We present a method for localizing a single camera with respect to a point cloud map in indoor and outdoor scenes. The problem is challenging because correspondences of local invariant features are inconsistent across the domains between image and 3D. The problem is even more challenging as the method must handle various environmental conditions such as illumination, weather, and seasonal changes. Our method can match equirectangular images to the 3D range projections by extracting cross-domain symmetric place descriptors. Our key insight is to retain condition-invariant 3D geometry features from limited data samples while eliminating the condition-related features by a designed Generative Adversarial Network. Based on such features, we further design a spherical convolution network to learn viewpoint-invariant symmetric place descriptors. We evaluate our method on extensive self-collected datasets, which involve Long-term (variant appearance conditions), Large-scale (up to 2km structure/unstructured environment), and Multistory (four-floor confined space).

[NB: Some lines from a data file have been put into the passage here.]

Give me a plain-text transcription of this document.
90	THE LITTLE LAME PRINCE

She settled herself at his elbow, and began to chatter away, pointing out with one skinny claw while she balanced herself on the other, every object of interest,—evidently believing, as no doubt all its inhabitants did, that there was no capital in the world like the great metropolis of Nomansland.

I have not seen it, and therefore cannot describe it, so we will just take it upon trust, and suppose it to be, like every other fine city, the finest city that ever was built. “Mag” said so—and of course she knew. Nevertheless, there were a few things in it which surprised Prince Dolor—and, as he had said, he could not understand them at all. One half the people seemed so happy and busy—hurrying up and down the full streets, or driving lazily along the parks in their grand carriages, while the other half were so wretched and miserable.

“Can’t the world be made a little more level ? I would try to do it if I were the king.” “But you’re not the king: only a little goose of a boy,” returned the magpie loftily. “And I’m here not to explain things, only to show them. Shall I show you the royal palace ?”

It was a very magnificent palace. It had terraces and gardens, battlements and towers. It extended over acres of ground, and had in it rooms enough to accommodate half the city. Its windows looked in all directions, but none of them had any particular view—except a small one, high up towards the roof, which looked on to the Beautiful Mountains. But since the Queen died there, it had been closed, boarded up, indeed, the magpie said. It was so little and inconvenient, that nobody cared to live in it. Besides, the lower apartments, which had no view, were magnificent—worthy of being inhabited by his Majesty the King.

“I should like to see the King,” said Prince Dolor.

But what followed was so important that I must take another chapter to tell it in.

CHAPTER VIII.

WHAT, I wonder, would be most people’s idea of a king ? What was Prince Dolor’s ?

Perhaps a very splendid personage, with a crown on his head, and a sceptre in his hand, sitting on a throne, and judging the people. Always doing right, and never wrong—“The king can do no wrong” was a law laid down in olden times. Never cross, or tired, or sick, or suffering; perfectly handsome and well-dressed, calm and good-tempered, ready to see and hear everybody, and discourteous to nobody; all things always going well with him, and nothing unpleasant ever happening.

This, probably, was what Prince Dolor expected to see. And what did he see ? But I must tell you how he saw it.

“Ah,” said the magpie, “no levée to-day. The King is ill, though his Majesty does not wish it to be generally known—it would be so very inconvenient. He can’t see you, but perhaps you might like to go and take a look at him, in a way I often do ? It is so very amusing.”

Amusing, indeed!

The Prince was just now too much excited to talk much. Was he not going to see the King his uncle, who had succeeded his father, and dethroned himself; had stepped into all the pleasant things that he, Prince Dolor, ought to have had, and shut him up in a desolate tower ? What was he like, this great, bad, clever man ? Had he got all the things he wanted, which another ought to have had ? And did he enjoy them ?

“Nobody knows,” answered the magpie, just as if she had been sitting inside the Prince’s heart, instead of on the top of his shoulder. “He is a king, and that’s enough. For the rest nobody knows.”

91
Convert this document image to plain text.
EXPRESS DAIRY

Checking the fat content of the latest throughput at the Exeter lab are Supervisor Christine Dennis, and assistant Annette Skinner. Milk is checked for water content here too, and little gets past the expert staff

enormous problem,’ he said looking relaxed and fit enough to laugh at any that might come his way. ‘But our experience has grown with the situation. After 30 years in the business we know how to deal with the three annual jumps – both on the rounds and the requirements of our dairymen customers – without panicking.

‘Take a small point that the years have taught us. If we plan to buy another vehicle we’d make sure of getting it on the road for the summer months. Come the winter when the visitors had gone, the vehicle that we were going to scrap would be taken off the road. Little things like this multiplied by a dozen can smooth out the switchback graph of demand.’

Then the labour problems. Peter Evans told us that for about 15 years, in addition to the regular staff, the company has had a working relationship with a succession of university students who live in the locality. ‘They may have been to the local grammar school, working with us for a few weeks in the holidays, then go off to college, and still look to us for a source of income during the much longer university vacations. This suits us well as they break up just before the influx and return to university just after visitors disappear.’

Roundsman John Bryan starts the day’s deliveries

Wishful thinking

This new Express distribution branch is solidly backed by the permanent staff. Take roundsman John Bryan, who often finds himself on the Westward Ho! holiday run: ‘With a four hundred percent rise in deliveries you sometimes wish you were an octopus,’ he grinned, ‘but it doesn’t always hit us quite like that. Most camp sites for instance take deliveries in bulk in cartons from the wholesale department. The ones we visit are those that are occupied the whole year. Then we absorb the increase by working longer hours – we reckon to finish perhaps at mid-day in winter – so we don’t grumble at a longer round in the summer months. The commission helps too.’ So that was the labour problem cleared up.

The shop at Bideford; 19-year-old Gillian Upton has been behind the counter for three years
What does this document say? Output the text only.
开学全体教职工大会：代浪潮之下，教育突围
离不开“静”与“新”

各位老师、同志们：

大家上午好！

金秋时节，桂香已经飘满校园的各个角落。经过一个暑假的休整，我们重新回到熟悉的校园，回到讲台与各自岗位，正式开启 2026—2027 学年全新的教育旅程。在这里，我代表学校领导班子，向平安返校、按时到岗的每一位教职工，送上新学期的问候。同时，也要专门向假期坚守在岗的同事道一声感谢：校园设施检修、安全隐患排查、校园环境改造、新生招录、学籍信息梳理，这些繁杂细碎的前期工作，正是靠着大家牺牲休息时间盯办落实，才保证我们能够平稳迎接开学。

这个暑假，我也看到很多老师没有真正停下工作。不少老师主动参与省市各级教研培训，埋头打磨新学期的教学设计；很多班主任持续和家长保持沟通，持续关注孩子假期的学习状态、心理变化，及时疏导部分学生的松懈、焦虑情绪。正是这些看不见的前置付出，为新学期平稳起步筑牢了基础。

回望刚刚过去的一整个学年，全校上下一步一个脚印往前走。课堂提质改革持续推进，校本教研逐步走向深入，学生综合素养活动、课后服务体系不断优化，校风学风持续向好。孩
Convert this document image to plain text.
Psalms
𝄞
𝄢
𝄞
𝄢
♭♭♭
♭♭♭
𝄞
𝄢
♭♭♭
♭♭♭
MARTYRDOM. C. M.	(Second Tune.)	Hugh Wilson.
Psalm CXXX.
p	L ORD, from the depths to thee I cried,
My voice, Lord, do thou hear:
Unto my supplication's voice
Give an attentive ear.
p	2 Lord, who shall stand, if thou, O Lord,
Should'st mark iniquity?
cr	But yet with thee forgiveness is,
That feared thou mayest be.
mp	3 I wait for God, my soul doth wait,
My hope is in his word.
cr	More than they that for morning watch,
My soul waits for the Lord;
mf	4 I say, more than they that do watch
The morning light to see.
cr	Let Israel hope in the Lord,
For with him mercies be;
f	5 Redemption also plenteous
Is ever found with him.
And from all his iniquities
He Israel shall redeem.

Our method surpasses other current state-of-the-arts by achieving around 3 times higher place retrievals to inconsistent environments, and above 3 times accuracy on online localization. To highlight our method's generalization capabilities, we also evaluate the recognition across different datasets. With a single trained model, i3dLoc can demonstrate reliable visual localization in random conditions.
updated: Sun Jun 06 2021 14:40:42 GMT+0000 (UTC)
published: Thu May 27 2021 00:13:11 GMT+0000 (UTC)